Image de la semaine | 14/03/2016
Les stromatolithes cambriennes de Barneville-Carteret et de Saint-Jean-de-la-Rivière (Manche)
14/03/2016
Résumé
Stromatolithes fossiles visibles à marée basse sur une plage de la Manche.
Ces coupoles dégagées et mises en valeur par l'érosion marine pourraient faire croire à des coupoles actuelles comme on peut en voir au lac Thetis ou à Shark Bay en Australie.
Ces coupoles dégagées et mises en valeur par l'érosion marine pourraient faire croire à des coupoles actuelles comme on peut en voir au lac Thetis ou à Shark Bay en Australie.
Pour l'immense majorité des gens qui connaissent les stromatolithes, les milieux dans lesquels se construisent ces concrétions ressemblent à une lagune ou à un lac de la surface desquelles émergent des boules ou des coupoles de calcaire, comme on en voit au lac Thetis (cf. Les stromatolithes du lac Thetis près de Cervantes, Australie occidentale) ou à Shark Bay (deux sites australiens), au Bahamas, au Mexique... Les stromatolithes français "vivants" forment bien des boules ou des coupoles, mais croissent plutôt dans des ruisseaux en pays calcaire Tarn et Garonne, Jura (cf., par exemple, Stromatolithes actuels, travertins et cascade pétrifiante de Saint Pierre-Livron, Caylus (Tarn et Garonne) et Stromatolithes vivant dans des ruisseaux du massif du Jura). Peut-on voir en France des "paysages stromatolithiques" comme ceux des classiques sites australiens, avec des boules et des coupoles émergeant de la surface de la mer ou d'un lac ? Oui, mais ce sont des stromatolithes datant du Cambrien inférieur. Ils sont abondants dans une couche presque horizontale de « schistes et calcaires » cambriens affleurant au niveau de l'estran de Barneville-Carteret et Saint-Jean-de-la-Rivière dans la Manche. L'érosion marine a dégagé et mis en valeur ces coupoles stromatolithiques et, en faisant abstraction du climat et de l'arrière-pays, on pourrait se croire aux Bahamas ou en Australie. Ces coupoles ne sont accessibles qu'à marée basse de relativement fort coefficient. Et même pendant ces périodes de basse mer, leur visibilité peut être très variable en fonction de la divagation de bancs de sables se déplaçant au gré des courants et des tempêtes qui ont précédé.

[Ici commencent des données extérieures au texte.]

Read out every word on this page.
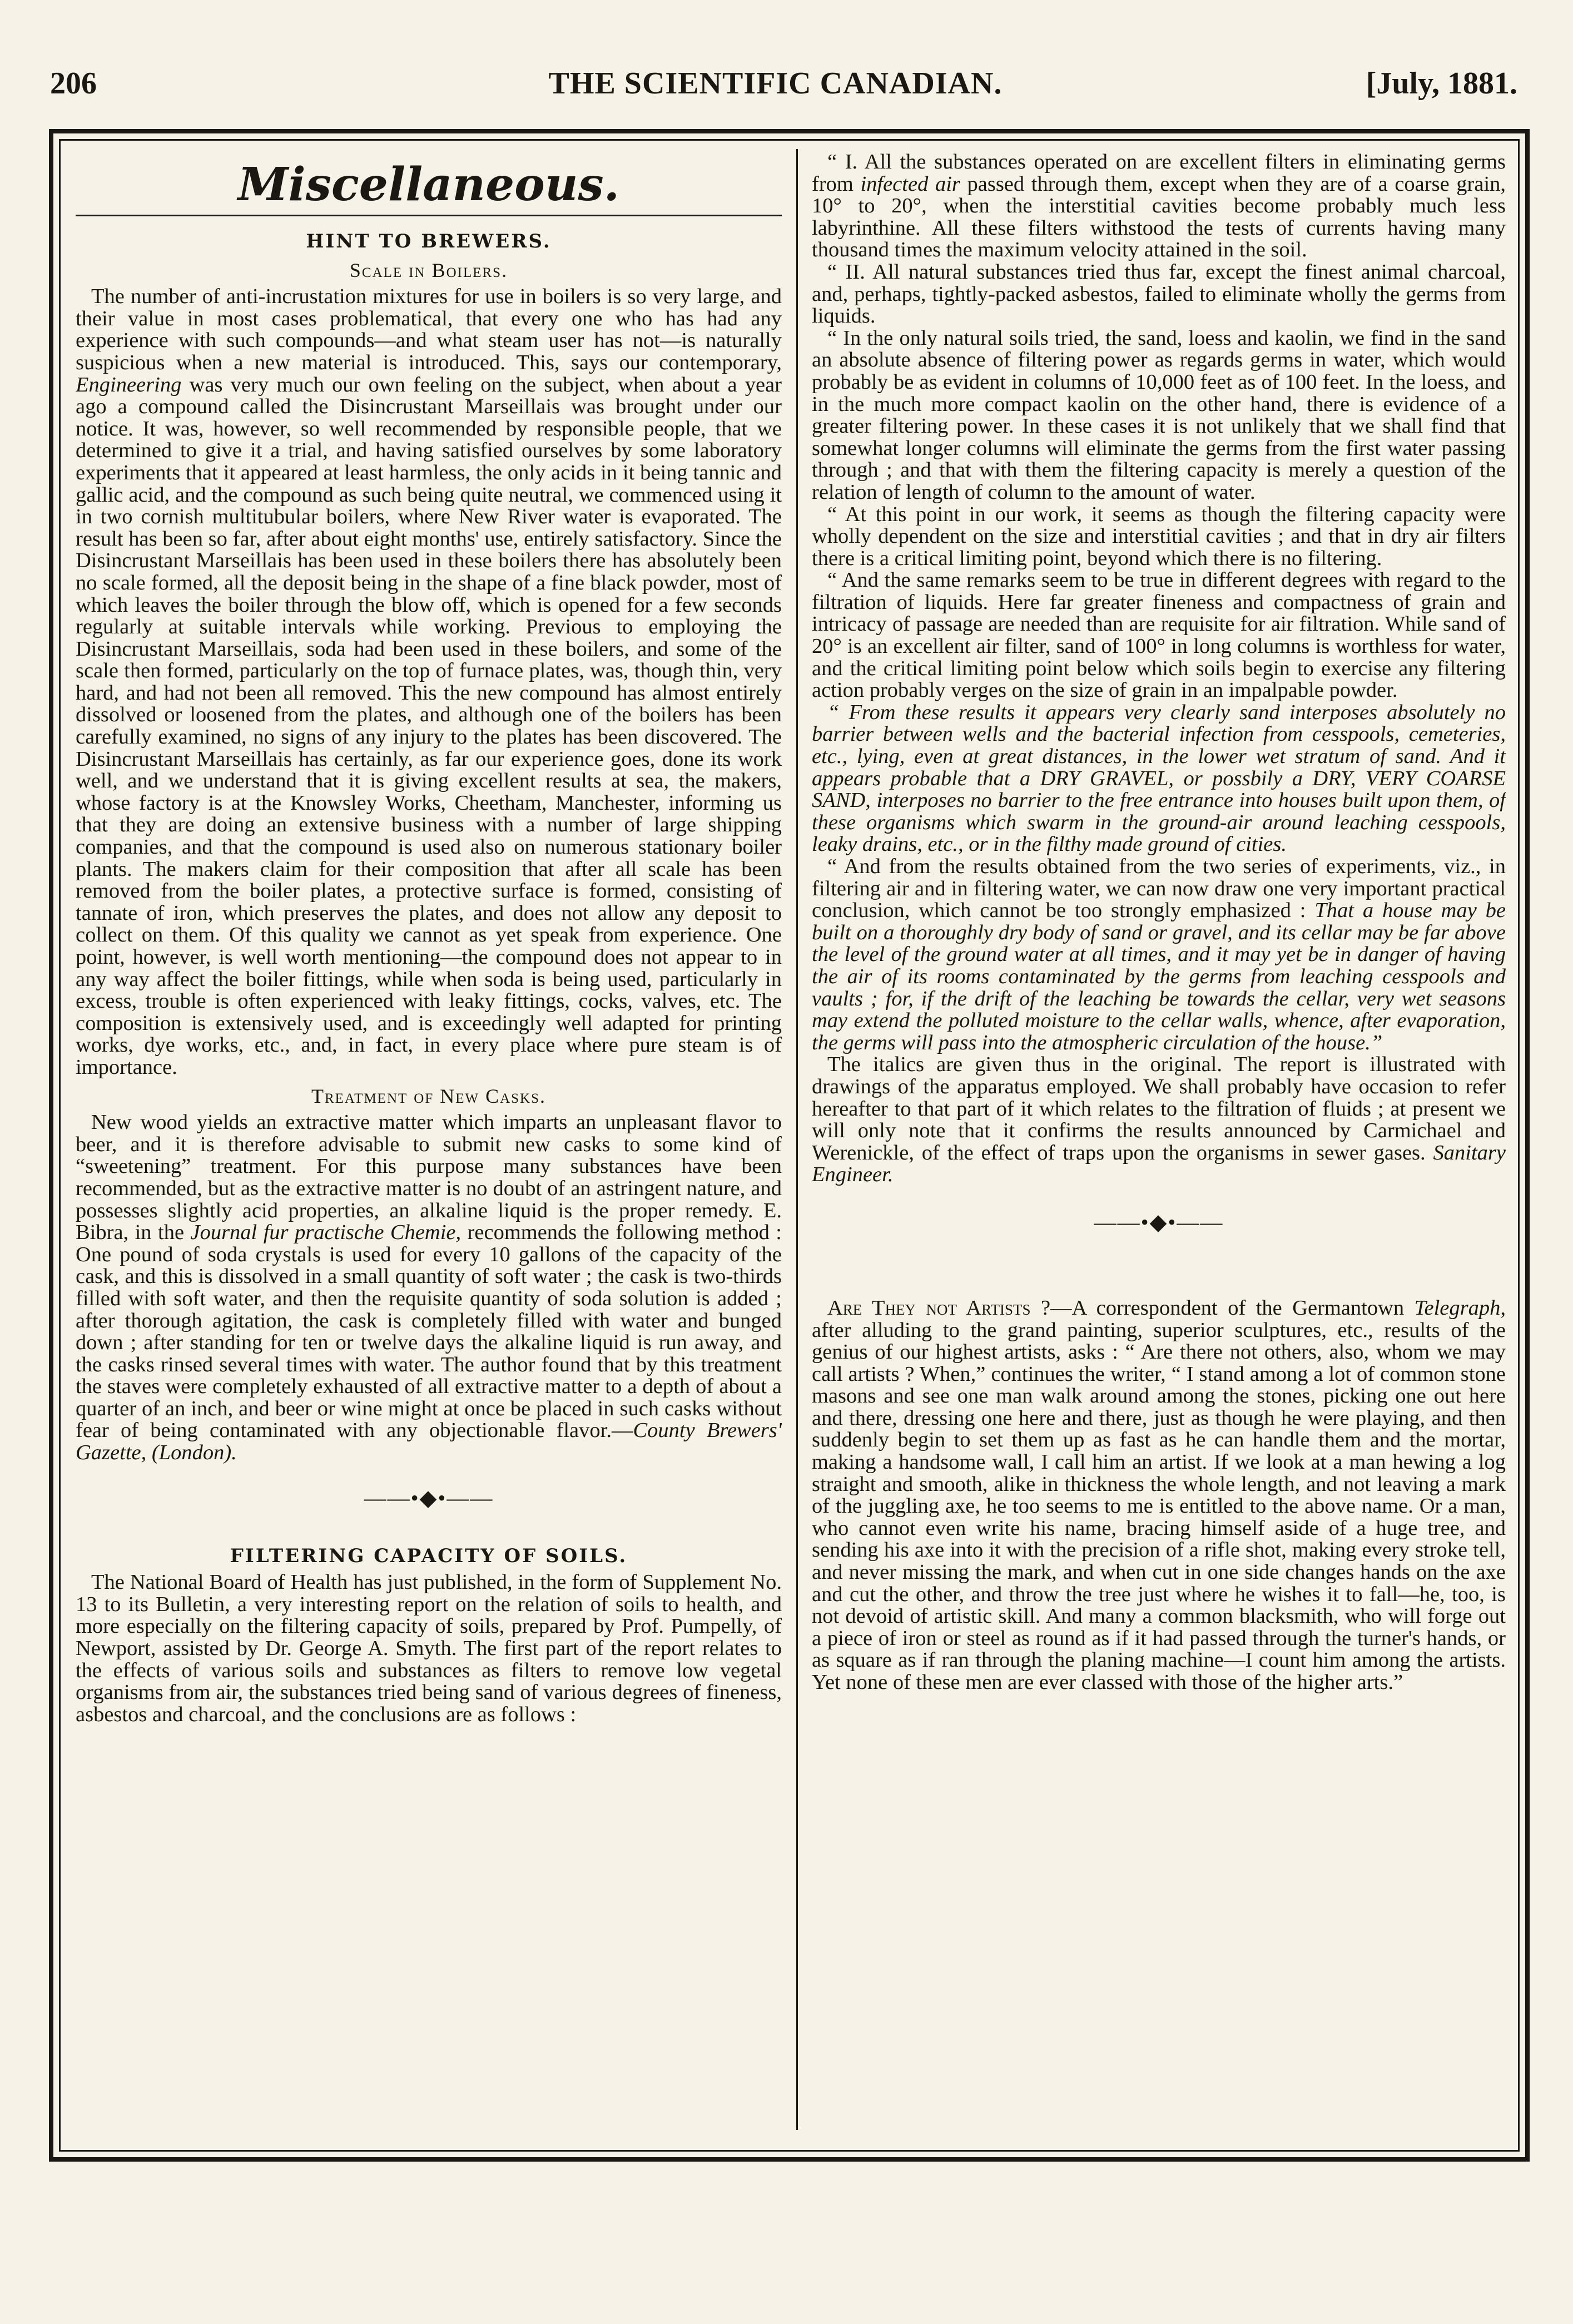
206	THE SCIENTIFIC CANADIAN.	[July, 1881.
Miscellaneous.
HINT TO BREWERS.
Scale in Boilers.

The number of anti-incrustation mixtures for use in boilers is so very large, and their value in most cases problematical, that every one who has had any experience with such compounds—and what steam user has not—is naturally suspicious when a new material is introduced. This, says our contemporary, Engineering was very much our own feeling on the subject, when about a year ago a compound called the Disincrustant Marseillais was brought under our notice. It was, however, so well recommended by responsible people, that we determined to give it a trial, and having satisfied ourselves by some laboratory experiments that it appeared at least harmless, the only acids in it being tannic and gallic acid, and the compound as such being quite neutral, we commenced using it in two cornish multitubular boilers, where New River water is evaporated. The result has been so far, after about eight months' use, entirely satisfactory. Since the Disincrustant Marseillais has been used in these boilers there has absolutely been no scale formed, all the deposit being in the shape of a fine black powder, most of which leaves the boiler through the blow off, which is opened for a few seconds regularly at suitable intervals while working. Previous to employing the Disincrustant Marseillais, soda had been used in these boilers, and some of the scale then formed, particularly on the top of furnace plates, was, though thin, very hard, and had not been all removed. This the new compound has almost entirely dissolved or loosened from the plates, and although one of the boilers has been carefully examined, no signs of any injury to the plates has been discovered. The Disincrustant Marseillais has certainly, as far our experience goes, done its work well, and we understand that it is giving excellent results at sea, the makers, whose factory is at the Knowsley Works, Cheetham, Manchester, informing us that they are doing an extensive business with a number of large shipping companies, and that the compound is used also on numerous stationary boiler plants. The makers claim for their composition that after all scale has been removed from the boiler plates, a protective surface is formed, consisting of tannate of iron, which preserves the plates, and does not allow any deposit to collect on them. Of this quality we cannot as yet speak from experience. One point, however, is well worth mentioning—the compound does not appear to in any way affect the boiler fittings, while when soda is being used, particularly in excess, trouble is often experienced with leaky fittings, cocks, valves, etc. The composition is extensively used, and is exceedingly well adapted for printing works, dye works, etc., and, in fact, in every place where pure steam is of importance.

Treatment of New Casks.

New wood yields an extractive matter which imparts an unpleasant flavor to beer, and it is therefore advisable to submit new casks to some kind of “sweetening” treatment. For this purpose many substances have been recommended, but as the extractive matter is no doubt of an astringent nature, and possesses slightly acid properties, an alkaline liquid is the proper remedy. E. Bibra, in the Journal fur practische Chemie, recommends the following method : One pound of soda crystals is used for every 10 gallons of the capacity of the cask, and this is dissolved in a small quantity of soft water ; the cask is two-thirds filled with soft water, and then the requisite quantity of soda solution is added ; after thorough agitation, the cask is completely filled with water and bunged down ; after standing for ten or twelve days the alkaline liquid is run away, and the casks rinsed several times with water. The author found that by this treatment the staves were completely exhausted of all extractive matter to a depth of about a quarter of an inch, and beer or wine might at once be placed in such casks without fear of being contaminated with any objectionable flavor.—County Brewers' Gazette, (London).

——•◆•——
FILTERING CAPACITY OF SOILS.

The National Board of Health has just published, in the form of Supplement No. 13 to its Bulletin, a very interesting report on the relation of soils to health, and more especially on the filtering capacity of soils, prepared by Prof. Pumpelly, of Newport, assisted by Dr. George A. Smyth. The first part of the report relates to the effects of various soils and substances as filters to remove low vegetal organisms from air, the substances tried being sand of various degrees of fineness, asbestos and charcoal, and the conclusions are as follows :

“ I. All the substances operated on are excellent filters in eliminating germs from infected air passed through them, except when they are of a coarse grain, 10° to 20°, when the interstitial cavities become probably much less labyrinthine. All these filters withstood the tests of currents having many thousand times the maximum velocity attained in the soil.

“ II. All natural substances tried thus far, except the finest animal charcoal, and, perhaps, tightly-packed asbestos, failed to eliminate wholly the germs from liquids.

“ In the only natural soils tried, the sand, loess and kaolin, we find in the sand an absolute absence of filtering power as regards germs in water, which would probably be as evident in columns of 10,000 feet as of 100 feet. In the loess, and in the much more compact kaolin on the other hand, there is evidence of a greater filtering power. In these cases it is not unlikely that we shall find that somewhat longer columns will eliminate the germs from the first water passing through ; and that with them the filtering capacity is merely a question of the relation of length of column to the amount of water.

“ At this point in our work, it seems as though the filtering capacity were wholly dependent on the size and interstitial cavities ; and that in dry air filters there is a critical limiting point, beyond which there is no filtering.

“ And the same remarks seem to be true in different degrees with regard to the filtration of liquids. Here far greater fineness and compactness of grain and intricacy of passage are needed than are requisite for air filtration. While sand of 20° is an excellent air filter, sand of 100° in long columns is worthless for water, and the critical limiting point below which soils begin to exercise any filtering action probably verges on the size of grain in an impalpable powder.

“ From these results it appears very clearly sand interposes absolutely no barrier between wells and the bacterial infection from cesspools, cemeteries, etc., lying, even at great distances, in the lower wet stratum of sand. And it appears probable that a DRY GRAVEL, or possbily a DRY, VERY COARSE SAND, interposes no barrier to the free entrance into houses built upon them, of these organisms which swarm in the ground-air around leaching cesspools, leaky drains, etc., or in the filthy made ground of cities.

“ And from the results obtained from the two series of experiments, viz., in filtering air and in filtering water, we can now draw one very important practical conclusion, which cannot be too strongly emphasized : That a house may be built on a thoroughly dry body of sand or gravel, and its cellar may be far above the level of the ground water at all times, and it may yet be in danger of having the air of its rooms contaminated by the germs from leaching cesspools and vaults ; for, if the drift of the leaching be towards the cellar, very wet seasons may extend the polluted moisture to the cellar walls, whence, after evaporation, the germs will pass into the atmospheric circulation of the house.”

The italics are given thus in the original. The report is illustrated with drawings of the apparatus employed. We shall probably have occasion to refer hereafter to that part of it which relates to the filtration of fluids ; at present we will only note that it confirms the results announced by Carmichael and Werenickle, of the effect of traps upon the organisms in sewer gases. Sanitary Engineer.

——•◆•——

Are They not Artists ?—A correspondent of the Germantown Telegraph, after alluding to the grand painting, superior sculptures, etc., results of the genius of our highest artists, asks : “ Are there not others, also, whom we may call artists ? When,” continues the writer, “ I stand among a lot of common stone masons and see one man walk around among the stones, picking one out here and there, dressing one here and there, just as though he were playing, and then suddenly begin to set them up as fast as he can handle them and the mortar, making a handsome wall, I call him an artist. If we look at a man hewing a log straight and smooth, alike in thickness the whole length, and not leaving a mark of the juggling axe, he too seems to me is entitled to the above name. Or a man, who cannot even write his name, bracing himself aside of a huge tree, and sending his axe into it with the precision of a rifle shot, making every stroke tell, and never missing the mark, and when cut in one side changes hands on the axe and cut the other, and throw the tree just where he wishes it to fall—he, too, is not devoid of artistic skill. And many a common blacksmith, who will forge out a piece of iron or steel as round as if it had passed through the turner's hands, or as square as if ran through the planing machine—I count him among the artists. Yet none of these men are ever classed with those of the higher arts.”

Ce site est inventorié dans l'inventaire du patrimoine géologique de la région de Basse Normandie réalisé par la DREAL. Mais celui-ci n'est pas libre d'accès (pourquoi ?) ou perdu dans les méandres du site web (très peu convivial et peu pratique) du patrimoine géologique national. Par contre, la fiche concernant ce site géologique est, elle, disponible : fiche du site BNO0226 - Schistes et calcaires cambriens de Saint-Jean-de-la-Rivière.

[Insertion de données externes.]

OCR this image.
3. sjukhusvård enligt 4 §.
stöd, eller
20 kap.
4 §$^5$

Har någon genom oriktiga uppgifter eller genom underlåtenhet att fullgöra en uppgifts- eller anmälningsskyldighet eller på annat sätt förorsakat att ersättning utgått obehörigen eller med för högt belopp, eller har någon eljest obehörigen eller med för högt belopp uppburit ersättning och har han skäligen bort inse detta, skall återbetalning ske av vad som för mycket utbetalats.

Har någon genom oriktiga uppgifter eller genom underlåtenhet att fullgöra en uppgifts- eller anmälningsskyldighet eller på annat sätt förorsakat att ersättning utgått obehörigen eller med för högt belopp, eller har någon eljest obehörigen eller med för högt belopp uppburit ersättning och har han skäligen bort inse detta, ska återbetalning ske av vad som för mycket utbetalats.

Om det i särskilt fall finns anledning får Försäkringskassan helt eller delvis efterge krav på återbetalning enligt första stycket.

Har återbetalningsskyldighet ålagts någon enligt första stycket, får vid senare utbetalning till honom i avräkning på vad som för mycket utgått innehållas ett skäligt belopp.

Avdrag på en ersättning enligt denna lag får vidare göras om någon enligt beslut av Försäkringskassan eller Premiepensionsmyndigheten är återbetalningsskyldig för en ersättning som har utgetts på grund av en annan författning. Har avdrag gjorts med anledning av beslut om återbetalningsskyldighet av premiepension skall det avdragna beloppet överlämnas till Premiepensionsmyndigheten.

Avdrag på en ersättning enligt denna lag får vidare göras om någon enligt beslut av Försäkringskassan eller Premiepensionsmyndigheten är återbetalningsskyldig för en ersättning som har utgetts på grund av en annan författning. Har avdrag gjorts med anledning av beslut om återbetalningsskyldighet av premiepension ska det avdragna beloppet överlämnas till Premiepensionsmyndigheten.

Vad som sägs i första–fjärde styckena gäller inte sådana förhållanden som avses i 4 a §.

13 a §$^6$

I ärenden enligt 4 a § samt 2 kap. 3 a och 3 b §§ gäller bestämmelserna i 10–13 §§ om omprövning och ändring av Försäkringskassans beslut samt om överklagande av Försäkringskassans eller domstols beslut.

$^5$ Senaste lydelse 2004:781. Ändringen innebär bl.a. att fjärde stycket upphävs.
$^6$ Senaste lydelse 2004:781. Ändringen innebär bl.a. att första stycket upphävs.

Cette fiche a été élaborée avec la bibliographie citée dans ses annexes, c'est-à-dire ancienne (y en a-t-il de plus récente ?), et décrit cet affleurement comme suit.

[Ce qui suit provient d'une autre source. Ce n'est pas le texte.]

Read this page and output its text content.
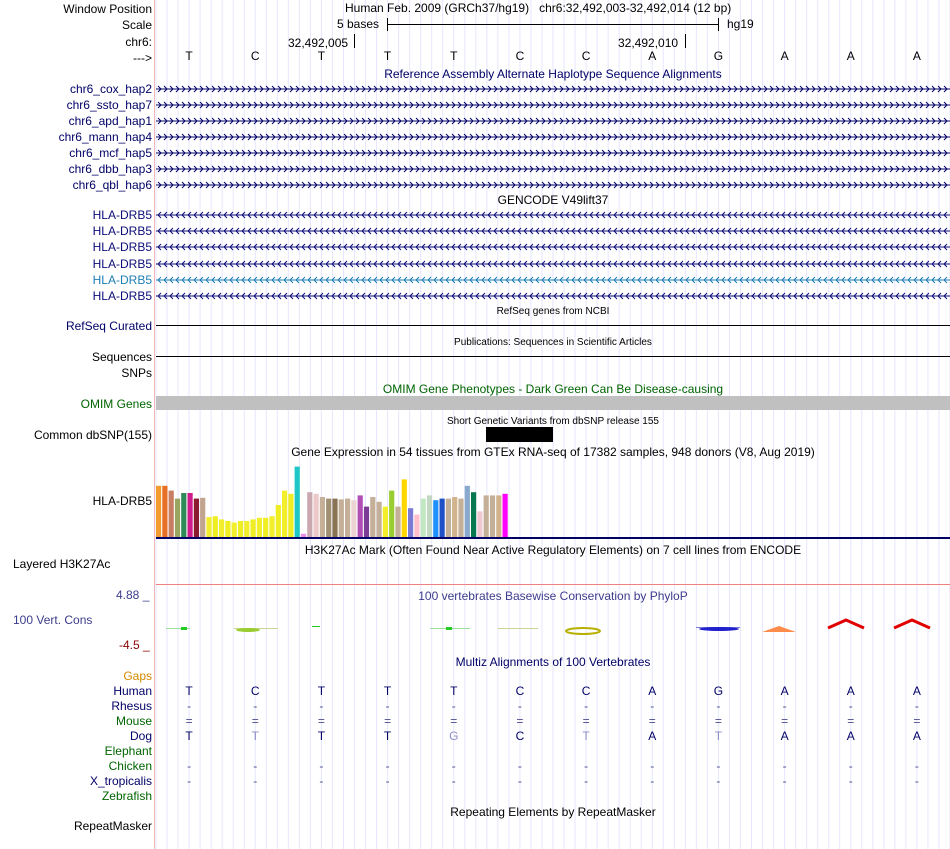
Window Position
Scale
chr6:
--->
Human Feb. 2009 (GRCh37/hg19)   chr6:32,492,003-32,492,014 (12 bp)
5 bases	hg19
32,492,005	32,492,010
T	C	T	T	T	C	C	A	G	A	A	A
Reference Assembly Alternate Haplotype Sequence Alignments
chr6_cox_hap2
chr6_ssto_hap7
chr6_apd_hap1
chr6_mann_hap4
chr6_mcf_hap5
chr6_dbb_hap3
chr6_qbl_hap6
GENCODE V49lift37
HLA-DRB5
HLA-DRB5
HLA-DRB5
HLA-DRB5
HLA-DRB5
HLA-DRB5
RefSeq genes from NCBI
RefSeq Curated
Publications: Sequences in Scientific Articles
Sequences
SNPs
OMIM Gene Phenotypes - Dark Green Can Be Disease-causing
OMIM Genes
Short Genetic Variants from dbSNP release 155
Common dbSNP(155)
Gene Expression in 54 tissues from GTEx RNA-seq of 17382 samples, 948 donors (V8, Aug 2019)
HLA-DRB5
H3K27Ac Mark (Often Found Near Active Regulatory Elements) on 7 cell lines from ENCODE
Layered H3K27Ac
100 vertebrates Basewise Conservation by PhyloP
4.88 _
100 Vert. Cons
-4.5 _
Multiz Alignments of 100 Vertebrates
Gaps
Human	T	C	T	T	T	C	C	A	G	A	A	A
Rhesus	-	-	-	-	-	-	-	-	-	-	-	-
Mouse	=	=	=	=	=	=	=	=	=	=	=	=
Dog	T	T	T	T	G	C	T	A	T	A	A	A
Elephant
Chicken	-	-	-	-	-	-	-	-	-	-	-	-
X_tropicalis	-	-	-	-	-	-	-	-	-	-	-	-
Zebrafish
Repeating Elements by RepeatMasker
RepeatMasker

« La formation des Schistes et calcaires de Saint-Jean-de-la-Rivière du Cambrien inférieur affleure sur le platier rocheux situé entre Saint-Jean-de-la-Rivière et Portbail. Dans la localité type, la formation des Schistes et calcaires de Saint-Jean-de-la-Rivière est constituée par une alternance d'argilites et de siltites verdâtres, à rides d'oscillation et pseudomorphoses de cristaux de sel, et de calcaires bleu-noir, en petits bancs : calcaires oolithiques, calcaires à algues* et stromatolithes, calcaires à archaeocyates, dont l'épaisseur totale atteint 200 mètres. La faune rencontrée dans cette formation, notamment les trilobites (Bigotina) et les archaeocyathes, lui confèrent un âge Cambrien inférieur. Les algues* ont édifié de remarquables structures stromatolithiques en forme de coupoles, où il existe une hiérarchie verticale, tour à tour à disposition plane, mamelonnée et en colonnes stratifiées, qui forment des séquences plus ou moins complètes. La zonéographie verticale de ces séquences témoigne d'un milieu de sédimentation en domaine de plate-forme peu profonde à intertidal. »
* par "algue", il faut sans doute comprendre unicellulaires photosynthétiques, principalement des cyanobactéries qui étaient encore appelées « algues bleues » dans les années 1970.
Pour plus de détails sur les stromatolithes et leur morphologie, voir l'article de synthèse Les stromatolithes.
Nous allons, en seize photographies, visiter ce remarquable affleurement.
Il y aura tout d'abord 6 images de coupoles surbaissées de grande taille, typiquement 1 à 2 m de diamètre pour 20 à 30 cm de hauteur. Souvent, la mer en a érodé les couches supérieures, ce qui laisse voir la structure concentrique en pelures d'oignon de ces stromatolithes.
La plupart des "couches" individuelles constituant les coupoles mesurent de 1 à 5 cm d'épaisseur. | La plupart des "couches" individuelles constituant les coupoles mesurent de 1 à 5 cm d'épaisseur. |
La plupart des "couches" individuelles constituant les coupoles mesurent de 1 à 5 cm d'épaisseur. | La plupart des "couches" individuelles constituant les coupoles mesurent de 1 à 5 cm d'épaisseur. |
La plupart des "couches" individuelles constituant les coupoles mesurent de 1 à 5 cm d'épaisseur. | La plupart des "couches" individuelles constituant les coupoles mesurent de 1 à 5 cm d'épaisseur. |
Quand l'érosion a bien "étêté" une coupole dont les "couches" individuelles sont particulièrement épaisses, on peut voir la structure interne de chaque couche. On observe alors que chacune de ces couche de premier ordre est constituée d'un empilement de lamines, des couches de deuxième ordre en quelque sorte.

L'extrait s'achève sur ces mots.